The company helps people pair up privately with well-vetted and well-suited caregivers.

“We give people choice,” Gold said. “We help them take control of their own health.”

Customers can call LeanOnWe and explain what they need: how much help doing specific tasks on what days and for how many hours. They say where they live, whether there’s a dog in their home, and whether they need a caregiver who drives or speaks a certain language.

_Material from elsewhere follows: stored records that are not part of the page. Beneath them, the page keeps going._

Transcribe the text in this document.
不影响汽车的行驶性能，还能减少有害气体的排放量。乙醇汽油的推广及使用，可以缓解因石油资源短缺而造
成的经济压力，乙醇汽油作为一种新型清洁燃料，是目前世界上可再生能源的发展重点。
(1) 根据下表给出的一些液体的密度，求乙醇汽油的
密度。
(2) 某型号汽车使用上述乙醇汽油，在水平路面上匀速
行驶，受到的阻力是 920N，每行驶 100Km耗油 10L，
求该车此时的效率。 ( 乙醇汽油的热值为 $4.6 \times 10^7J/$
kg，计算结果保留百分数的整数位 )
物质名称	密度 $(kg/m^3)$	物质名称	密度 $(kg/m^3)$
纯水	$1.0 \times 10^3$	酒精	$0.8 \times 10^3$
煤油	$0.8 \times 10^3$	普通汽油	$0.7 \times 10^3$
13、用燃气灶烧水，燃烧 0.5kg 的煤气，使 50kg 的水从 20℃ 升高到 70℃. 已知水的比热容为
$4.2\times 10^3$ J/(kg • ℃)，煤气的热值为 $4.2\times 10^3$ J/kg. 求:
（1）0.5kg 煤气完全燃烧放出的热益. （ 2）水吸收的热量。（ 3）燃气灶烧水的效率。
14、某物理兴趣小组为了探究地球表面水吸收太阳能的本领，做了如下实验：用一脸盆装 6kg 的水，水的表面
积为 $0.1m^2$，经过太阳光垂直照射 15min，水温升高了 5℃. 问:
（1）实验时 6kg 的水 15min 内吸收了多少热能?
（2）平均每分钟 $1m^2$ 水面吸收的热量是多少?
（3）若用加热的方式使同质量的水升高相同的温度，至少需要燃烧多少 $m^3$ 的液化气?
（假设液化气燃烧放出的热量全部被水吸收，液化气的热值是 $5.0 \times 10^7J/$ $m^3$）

“We send them profiles of specific caregivers who meet their criteria,” Gold said.

Next, people go onto the LeanOnWe website, where they can view videos of each caregiver talking, just to get a sense of who they are.

Customers pay only after they found the caregiver they want to hire, Gold explained. They pay a lifetime charge of $395, for which they get an ongoing service relationship with LeanOnWe.

“We have liability insurance, theft insurance, and unlimited backups,” he explained. “So if your caregiver is sick or goes on vacation, or if you want to replace your caregiver, we’ll do that.”

The system is designed to deliver just the right care at an affordable price.

Gold knows people need that because he needed it.

Statistics show 90 percent of Americans want to stay at home, he said.

“The question is, How are we going to afford that?” Gold asked. “And how can we incentivize caregivers to go into this profession if they’re making $10 to $11 an hour?”

These days, Gold doesn’t think as much about what happened to him.

“I proceed with the new reality,” he said. “Many people encounter a lot of challenges. You hear about Michael J. Fox and Christopher Reeve or Muhammad Ali. But you don’t hear about the people who just move on and do tremendous things.”

LeanOnWe works in the northern half of New Jersey and the five boroughs of New York City as well as Nassau, Westchester, Rockland, and Fairfield counties.